正如ShinTakezou建议的那样，我进行了重构，将堆栈放在堆上，它运行得很好。我使用了digEmAll示例中的DepthFirstSearch方法。

var clusterByProteinId = new Map<long, long>();
int clusterId = 0;
var clusterStack = new Stack<KeyValuePair<long, Set<long>>>();

foreach (var pair in spectrumSetByProteinId)
{
    long proteinId = pair.Key;

    if (clusterByProteinId.Contains(proteinId))
        continue;

    // for each protein without a cluster assignment, make a new cluster
    ++clusterId;
    clusterStack.Push(new KeyValuePair<long, Set<long>>(proteinId, spectrumSetByProteinId[proteinId]));
    while (clusterStack.Count > 0)
    {
        var kvp = clusterStack.Pop();

        // try to assign the protein to the current cluster
        var insertResult = clusterByProteinId.Insert(kvp.Key, clusterId);
        if (!insertResult.WasInserted)
            continue;

        // add all "cousin" proteins to the current cluster
        foreach (long spectrumId in kvp.Value)
            foreach (var cousinProteinId in proteinSetBySpectrumId[spectrumId])
                if (!clusterByProteinId.Contains(cousinProteinId))
                    clusterStack.Push(new KeyValuePair<long, Set<long>>(cousinProteinId, spectrumSetByProteinId[cousinProteinId]));
    }
}

- Matt Chambers

发布你的递归方法，有人在这里为你将其转化为迭代方法。 - Brannon

2

当递归消耗太多栈时，作为第一次尝试保持相同算法，您可以尝试将递归转换为从堆栈（对于函数的所需参数，在该堆栈上调用相同函数成为推送）中消耗数据的循环。当然，我指的是用户实现的LIFO列表，这需要一些工作，但是这样您就受到堆而不是栈的限制。（也许这仅适用于尾递归？
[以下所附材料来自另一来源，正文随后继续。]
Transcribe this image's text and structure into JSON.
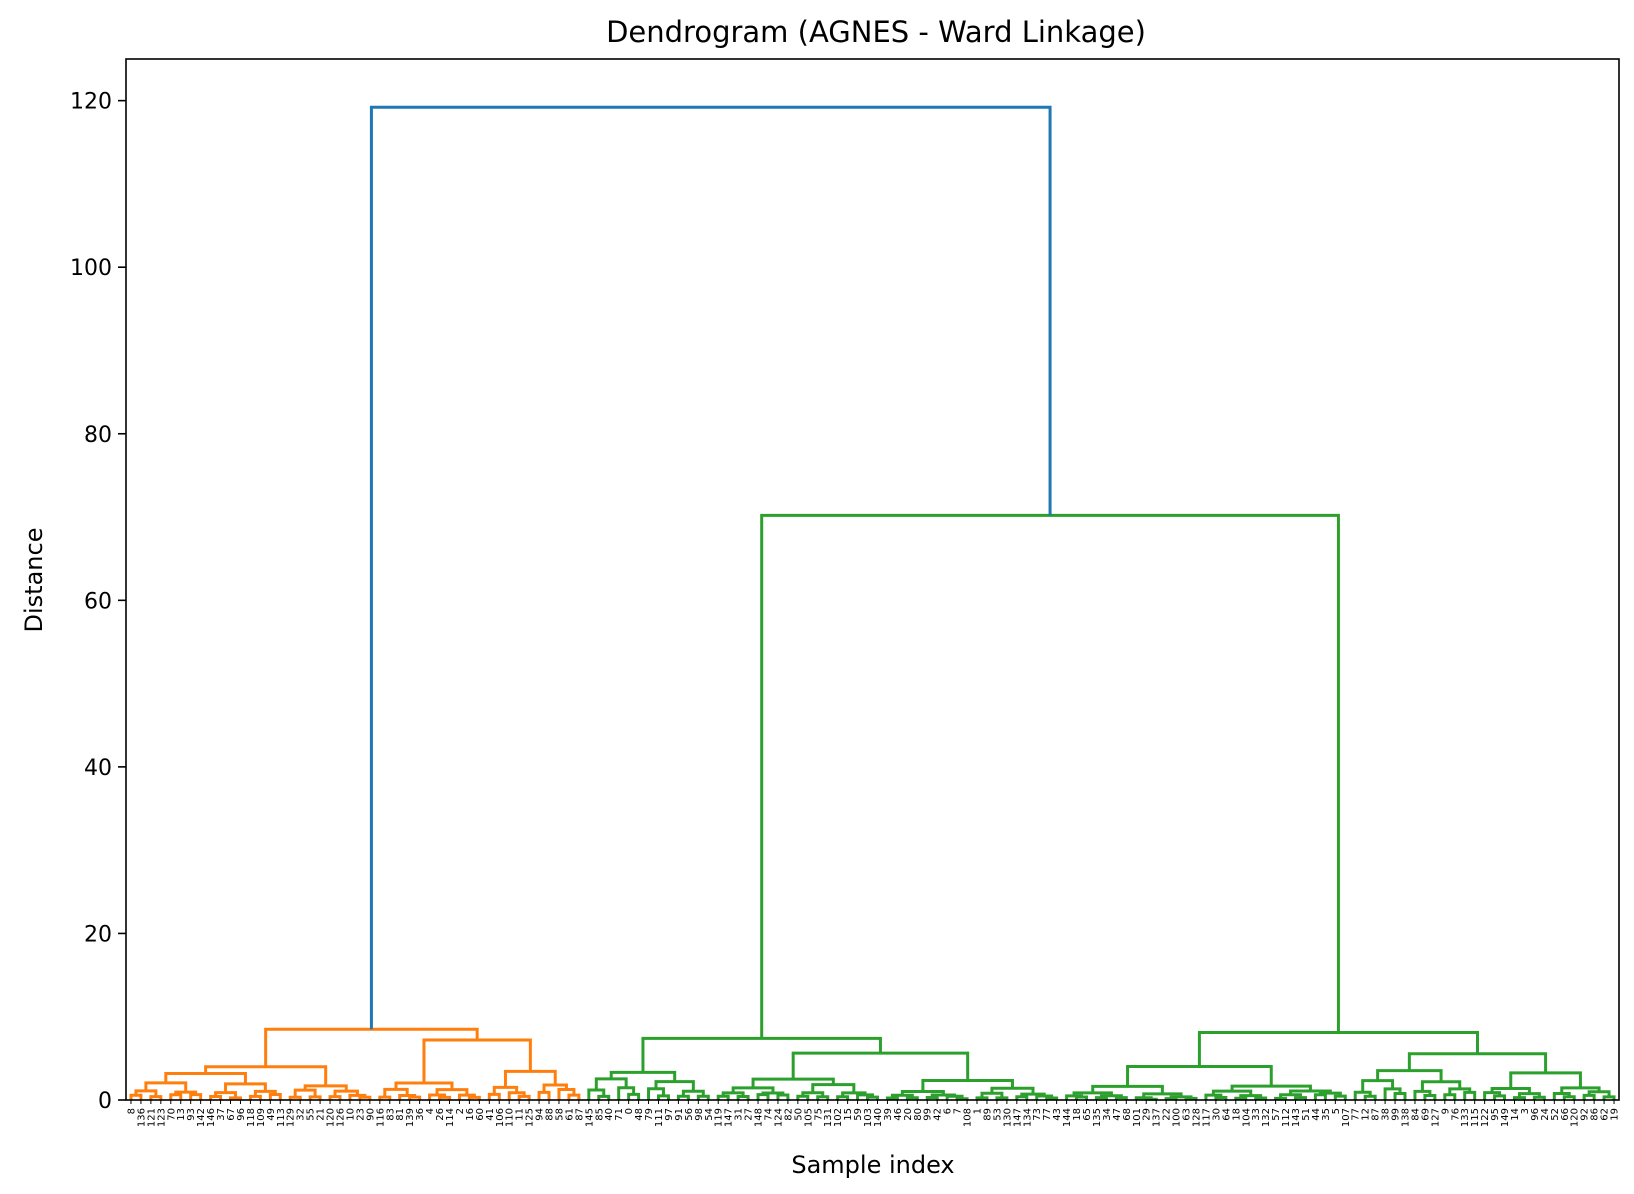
{
  "chart_data": {
    "type": "dendrogram",
    "title": "Dendrogram (AGNES - Ward Linkage)",
    "xlabel": "Sample index",
    "ylabel": "Distance",
    "ylim": [
      0,
      125
    ],
    "yticks": [
      0,
      20,
      40,
      60,
      80,
      100,
      120
    ],
    "leaf_count": 150,
    "colors": {
      "top_link": "#1f77b4",
      "cluster_1": "#ff7f0e",
      "cluster_2": "#2ca02c"
    },
    "leaves": [
      "8",
      "136",
      "121",
      "123",
      "70",
      "13",
      "93",
      "142",
      "146",
      "37",
      "67",
      "96",
      "118",
      "109",
      "49",
      "113",
      "129",
      "32",
      "55",
      "21",
      "120",
      "126",
      "10",
      "23",
      "90",
      "116",
      "83",
      "81",
      "139",
      "36",
      "4",
      "26",
      "114",
      "2",
      "16",
      "60",
      "41",
      "106",
      "110",
      "11",
      "125",
      "94",
      "88",
      "58",
      "61",
      "87",
      "145",
      "85",
      "40",
      "71",
      "0",
      "48",
      "79",
      "111",
      "97",
      "91",
      "56",
      "98",
      "54",
      "119",
      "147",
      "31",
      "27",
      "148",
      "74",
      "124",
      "82",
      "50",
      "105",
      "75",
      "131",
      "102",
      "15",
      "59",
      "103",
      "140",
      "39",
      "46",
      "20",
      "80",
      "99",
      "42",
      "6",
      "7",
      "108",
      "1",
      "89",
      "53",
      "130",
      "147",
      "134",
      "73",
      "77",
      "43",
      "144",
      "18",
      "65",
      "135",
      "34",
      "47",
      "68",
      "101",
      "29",
      "137",
      "22",
      "100",
      "63",
      "128",
      "117",
      "30",
      "64",
      "18",
      "104",
      "33",
      "132",
      "57",
      "112",
      "143",
      "51",
      "44",
      "35",
      "5",
      "107",
      "77",
      "12",
      "87",
      "38",
      "99",
      "138",
      "84",
      "69",
      "127",
      "9",
      "76",
      "133",
      "115",
      "122",
      "95",
      "149",
      "14",
      "3",
      "96",
      "24",
      "52",
      "66",
      "120",
      "92",
      "86",
      "62",
      "19"
    ],
    "merges": [
      {
        "cluster": "orange",
        "height": 8.5
      },
      {
        "cluster": "green",
        "height": 70.2
      },
      {
        "cluster": "green-left",
        "height": 7.4
      },
      {
        "cluster": "green-right",
        "height": 8.1
      },
      {
        "cluster": "root",
        "height": 119.2
      }
    ]
  }
}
我得想想...） - ShinTakezou

“Components”指的是子图吗？ - Beta

1个回答

网页内容由stack overflow 提供, 点击上面的

可以查看英文原文，
原文链接

- digEmAll · Accepted Answer

下面是一个帮助类的示例，它保存一个无向图，并允许获取它的连通组件（迭代方式）:

public class Graph<T>
{
    public Dictionary<T, HashSet<T>> nodesNeighbors;
    public IEnumerable<T> Nodes
    {
        get { return nodesNeighbors.Keys; }
    }
    public Graph()
    {
        this.nodesNeighbors = new Dictionary<T, HashSet<T>>();
    }
    public void AddNode(T node)
    {
        this.nodesNeighbors.Add(node, new HashSet<T>());
    }
    public void AddNodes(IEnumerable<T> nodes)
    {
        foreach (var n in nodes)
            this.AddNode(n);
    }
    public void AddArc(T from, T to)
    {
        this.nodesNeighbors[from].Add(to);
        this.nodesNeighbors[to].Add(from);
    }
    public bool ContainsNode(T node)
    {
        return this.nodesNeighbors.ContainsKey(node);
    }
    public IEnumerable<T> GetNeighbors(T node)
    {
        return nodesNeighbors[node];
    }
    public IEnumerable<T> DepthFirstSearch(T nodeStart)
    {
        var stack = new Stack<T>();
        var visitedNodes = new HashSet<T>();
        stack.Push(nodeStart);
        while (stack.Count > 0)
        {
            var curr = stack.Pop();
            if (!visitedNodes.Contains(curr))
            {
                visitedNodes.Add(curr);
                yield return curr;
                foreach (var next in this.GetNeighbors(curr))
                {
                    if (!visitedNodes.Contains(next))
                        stack.Push(next);
                }
            }
        }
    }
    public Graph<T> GetSubGraph(IEnumerable<T> nodes)
    {
        Graph<T> g = new Graph<T>();
        g.AddNodes(nodes);
        foreach (var n in g.Nodes.ToList())
        {
            foreach (var neigh in this.GetNeighbors(n))
                g.AddArc(n, neigh);
        }
        return g;
    }

    public IEnumerable<Graph<T>> GetConnectedComponents()
    {
        var visitedNodes = new HashSet<T>();
        var components = new List<Graph<T>>();

        foreach (var node in this.Nodes)
        {
            if (!visitedNodes.Contains(node))
            {
                var subGraph = GetSubGraph(this.DepthFirstSearch(node));
                components.Add(subGraph);
                visitedNodes.UnionWith(subGraph.Nodes);
            }
        }
        return components;
    }
}

使用方法：

static void Main(string[] args)
{
    var g = new Graph<long>();
    g.AddNodes(new long[] { 1, 2, 3, 4, 5, 6, 7, 8, 9 });
    g.AddArc(1, 2);
    g.AddArc(1, 3);

    g.AddArc(9, 6);
    g.AddArc(6, 7);
    g.AddArc(6, 8);

    g.AddArc(4, 5);

    var subGraphs = g.GetConnectedComponents();

}

您可以使用Graph<>类替代您的映射，或者如果您想继续使用映射，请查看代码，这很容易理解（在类内部使用了Dictionary<T,HashSet<T>>来保存节点和弧，因此与您的方法非常相似）。